OF LIEFELD AND COMICS COLORING

You know what the internet needs more of? Serious analytical discussion of Rob Liefeld's storytelling tools. I'm serious. Rather than pointing and laughing at a bad (and likely rushed) Captain America promo shot, let's take a look at his earliest art and discuss what it's trying to do and how well it works. It can't be analyzed in the more formal language of modern comics analysis, no. It needs someone to look at it from a different angle. Thankfully, Sarah Horrocks is now doing that. The first two of three parts are up. They're an entertaining read and a serious defense of the storytelling style of Liefeld's "X-Force"/"New Mutants" work. If you keep an open mind, you'll learn some things from it, even if you wind up disagreeing with it.

The first entry is an analysis of perhaps Liefeld's brightest moment of that era, "X-Force" #4, with distinctive coloring by Brian Murray, who'd go on to work on Liefeld's "Supreme" book at Image. The impact of the coloring on the art is definitely worthy of discussion, particularly in how out of tune it was with the rest of Marvel at the time. It would be the only issue colored in that style, so I'm guessing Marvel Editorial didn't appreciate the bold new direction of it, either.

Check out Horrocks' other post about the awfulness of modern comic book coloring for more on the topic. It, too, is smart stuff. For example:

The First thing, like I said, is that the choices are extremely literal. Jeans are jean colored. Vest is all vest colored. So on and so forth. It's very boring-particularly when you think about how things change color every second of the day depending on light, depending on the color of the things they are next to-color is not an entrenched thing-it's a wavy thing that is constantly shifting to reflect time around it. One panel Superboy's vest could be bright pink, the next it could be blue and orange. Things shift.

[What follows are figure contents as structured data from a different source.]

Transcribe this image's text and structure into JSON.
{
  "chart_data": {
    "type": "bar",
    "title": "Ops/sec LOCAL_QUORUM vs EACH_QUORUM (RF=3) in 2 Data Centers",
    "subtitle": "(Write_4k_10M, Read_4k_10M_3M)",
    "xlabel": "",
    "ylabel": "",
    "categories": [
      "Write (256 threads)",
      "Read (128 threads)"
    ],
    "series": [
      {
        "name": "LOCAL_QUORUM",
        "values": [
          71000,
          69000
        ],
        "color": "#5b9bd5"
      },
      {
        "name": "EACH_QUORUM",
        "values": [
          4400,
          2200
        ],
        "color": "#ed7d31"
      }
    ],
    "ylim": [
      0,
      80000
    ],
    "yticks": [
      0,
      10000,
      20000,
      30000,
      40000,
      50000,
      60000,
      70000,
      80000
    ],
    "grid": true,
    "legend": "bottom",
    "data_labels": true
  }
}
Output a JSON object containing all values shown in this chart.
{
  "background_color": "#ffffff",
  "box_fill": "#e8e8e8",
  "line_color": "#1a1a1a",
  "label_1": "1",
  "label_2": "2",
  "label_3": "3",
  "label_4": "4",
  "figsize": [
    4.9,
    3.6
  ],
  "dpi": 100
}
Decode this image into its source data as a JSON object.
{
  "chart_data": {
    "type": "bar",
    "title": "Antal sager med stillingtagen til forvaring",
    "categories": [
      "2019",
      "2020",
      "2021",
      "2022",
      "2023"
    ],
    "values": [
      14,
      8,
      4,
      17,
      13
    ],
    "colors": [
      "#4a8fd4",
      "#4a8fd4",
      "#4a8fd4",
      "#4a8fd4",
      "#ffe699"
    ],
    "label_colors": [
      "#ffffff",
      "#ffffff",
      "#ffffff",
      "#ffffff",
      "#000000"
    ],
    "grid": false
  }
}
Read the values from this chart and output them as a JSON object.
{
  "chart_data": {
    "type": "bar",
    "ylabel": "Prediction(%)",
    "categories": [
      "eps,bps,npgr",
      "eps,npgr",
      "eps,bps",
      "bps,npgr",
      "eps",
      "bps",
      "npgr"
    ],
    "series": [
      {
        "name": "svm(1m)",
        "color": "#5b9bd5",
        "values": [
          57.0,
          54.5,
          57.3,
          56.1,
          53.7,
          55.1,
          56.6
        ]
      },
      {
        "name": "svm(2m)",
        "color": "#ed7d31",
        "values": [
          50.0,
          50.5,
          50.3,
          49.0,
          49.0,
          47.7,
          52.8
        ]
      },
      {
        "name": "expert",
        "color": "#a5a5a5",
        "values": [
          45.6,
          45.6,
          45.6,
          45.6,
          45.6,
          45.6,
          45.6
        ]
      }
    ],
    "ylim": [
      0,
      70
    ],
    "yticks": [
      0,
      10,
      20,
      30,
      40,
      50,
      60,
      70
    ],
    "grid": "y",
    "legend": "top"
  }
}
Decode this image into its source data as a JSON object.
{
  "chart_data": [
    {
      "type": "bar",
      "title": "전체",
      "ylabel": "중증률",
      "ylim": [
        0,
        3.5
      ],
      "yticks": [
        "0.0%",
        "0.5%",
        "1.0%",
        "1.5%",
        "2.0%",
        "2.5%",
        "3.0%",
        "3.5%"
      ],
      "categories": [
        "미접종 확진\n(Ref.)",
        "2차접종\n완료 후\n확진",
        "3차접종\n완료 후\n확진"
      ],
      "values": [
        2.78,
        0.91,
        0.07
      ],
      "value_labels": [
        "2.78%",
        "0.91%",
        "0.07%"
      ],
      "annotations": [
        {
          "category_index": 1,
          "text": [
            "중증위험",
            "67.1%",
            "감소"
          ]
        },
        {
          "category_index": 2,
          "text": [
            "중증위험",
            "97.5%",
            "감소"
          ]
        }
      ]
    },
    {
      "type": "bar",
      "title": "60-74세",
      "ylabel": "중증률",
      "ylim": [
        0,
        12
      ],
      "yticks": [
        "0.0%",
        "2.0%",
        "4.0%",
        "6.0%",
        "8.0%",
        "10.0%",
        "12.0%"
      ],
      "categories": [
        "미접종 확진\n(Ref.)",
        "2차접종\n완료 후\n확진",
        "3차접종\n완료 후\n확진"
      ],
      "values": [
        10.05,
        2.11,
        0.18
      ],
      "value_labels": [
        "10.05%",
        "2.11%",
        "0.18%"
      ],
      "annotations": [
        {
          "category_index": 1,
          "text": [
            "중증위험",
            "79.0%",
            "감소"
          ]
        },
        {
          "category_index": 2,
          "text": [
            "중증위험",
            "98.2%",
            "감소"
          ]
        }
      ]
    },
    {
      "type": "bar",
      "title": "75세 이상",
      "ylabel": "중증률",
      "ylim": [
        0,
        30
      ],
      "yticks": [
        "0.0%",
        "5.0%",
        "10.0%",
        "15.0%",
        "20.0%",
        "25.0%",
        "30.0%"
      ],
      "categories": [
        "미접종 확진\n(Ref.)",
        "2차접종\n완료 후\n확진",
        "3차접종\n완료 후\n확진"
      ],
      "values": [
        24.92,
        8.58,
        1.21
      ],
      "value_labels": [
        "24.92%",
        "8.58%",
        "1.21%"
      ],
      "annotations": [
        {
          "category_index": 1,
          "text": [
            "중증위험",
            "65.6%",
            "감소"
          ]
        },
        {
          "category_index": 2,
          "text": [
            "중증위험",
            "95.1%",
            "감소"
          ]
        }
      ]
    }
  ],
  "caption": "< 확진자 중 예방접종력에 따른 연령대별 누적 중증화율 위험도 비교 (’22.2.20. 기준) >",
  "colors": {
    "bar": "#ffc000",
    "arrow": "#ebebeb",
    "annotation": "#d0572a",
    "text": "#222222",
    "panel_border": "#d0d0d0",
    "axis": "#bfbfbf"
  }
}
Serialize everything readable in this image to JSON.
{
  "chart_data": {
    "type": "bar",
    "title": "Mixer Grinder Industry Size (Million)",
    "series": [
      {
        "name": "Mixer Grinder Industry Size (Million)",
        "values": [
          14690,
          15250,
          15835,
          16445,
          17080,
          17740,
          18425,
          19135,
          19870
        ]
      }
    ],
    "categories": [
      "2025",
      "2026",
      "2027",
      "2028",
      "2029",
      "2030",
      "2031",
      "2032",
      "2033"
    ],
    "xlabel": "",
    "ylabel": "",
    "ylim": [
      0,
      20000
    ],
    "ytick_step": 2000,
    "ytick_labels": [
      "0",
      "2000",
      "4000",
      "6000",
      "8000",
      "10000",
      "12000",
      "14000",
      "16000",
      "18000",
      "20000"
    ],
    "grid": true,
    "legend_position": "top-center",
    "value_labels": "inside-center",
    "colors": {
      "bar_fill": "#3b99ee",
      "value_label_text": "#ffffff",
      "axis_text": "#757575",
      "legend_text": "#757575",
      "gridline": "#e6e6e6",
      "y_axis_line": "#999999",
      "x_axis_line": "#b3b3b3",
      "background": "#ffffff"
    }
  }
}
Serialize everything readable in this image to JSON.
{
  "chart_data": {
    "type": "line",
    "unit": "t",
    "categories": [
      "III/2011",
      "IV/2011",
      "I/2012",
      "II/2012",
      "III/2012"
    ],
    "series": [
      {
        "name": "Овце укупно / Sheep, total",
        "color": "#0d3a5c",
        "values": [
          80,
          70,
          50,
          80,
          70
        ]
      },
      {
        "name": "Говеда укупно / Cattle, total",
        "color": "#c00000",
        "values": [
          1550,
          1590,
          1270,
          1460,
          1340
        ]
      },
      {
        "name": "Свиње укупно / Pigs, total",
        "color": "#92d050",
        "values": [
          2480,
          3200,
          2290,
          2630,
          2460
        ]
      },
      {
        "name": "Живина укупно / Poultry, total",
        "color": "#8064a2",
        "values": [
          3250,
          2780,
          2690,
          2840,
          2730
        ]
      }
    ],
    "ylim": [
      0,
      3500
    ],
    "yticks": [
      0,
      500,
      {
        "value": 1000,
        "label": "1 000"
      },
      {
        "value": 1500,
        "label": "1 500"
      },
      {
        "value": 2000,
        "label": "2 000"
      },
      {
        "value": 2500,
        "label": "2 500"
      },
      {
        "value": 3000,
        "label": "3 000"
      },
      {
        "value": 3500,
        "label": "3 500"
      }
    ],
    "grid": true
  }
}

Colorists are good at keeping directionality of light in mind. It is often what dictates where the gradients go. But when it comes to the effects of that light on the perceived color of what it's hitting, things often go downhill. I think a part of that might be defensive, though. Who wants to deal with hate mail from those who aren't well versed in color theory complaining that Superman's cape is the wrong shade of red, not realize that the scene is set in the Golden Hour when the light hitting it is pure orange and that might affect the perceived color? Just color it blood red and don't give the fanboys anything to howl about. It's the same way space ships make sound in the vacuum of space when firing their space lasers. It's not right, but it's expected and it's easier to do it that way than to be correct and look wrong.

The second part of Horrocks' Liefeld series is a look at his panel layouts. They are unorthodox by today's standards, wildly out of place, and seemingly nonsensical, even for stereotypical early 90s comics. But there's a method to Liefeld's madness there that Horrocks explores. Namely, she argues that his work is fun and appropriate for the story it's telling. What looks wild and reckless has actual storytelling purpose.

It's all wonderful stuff with lots of illustrations, and I hope you click through to give it a chance.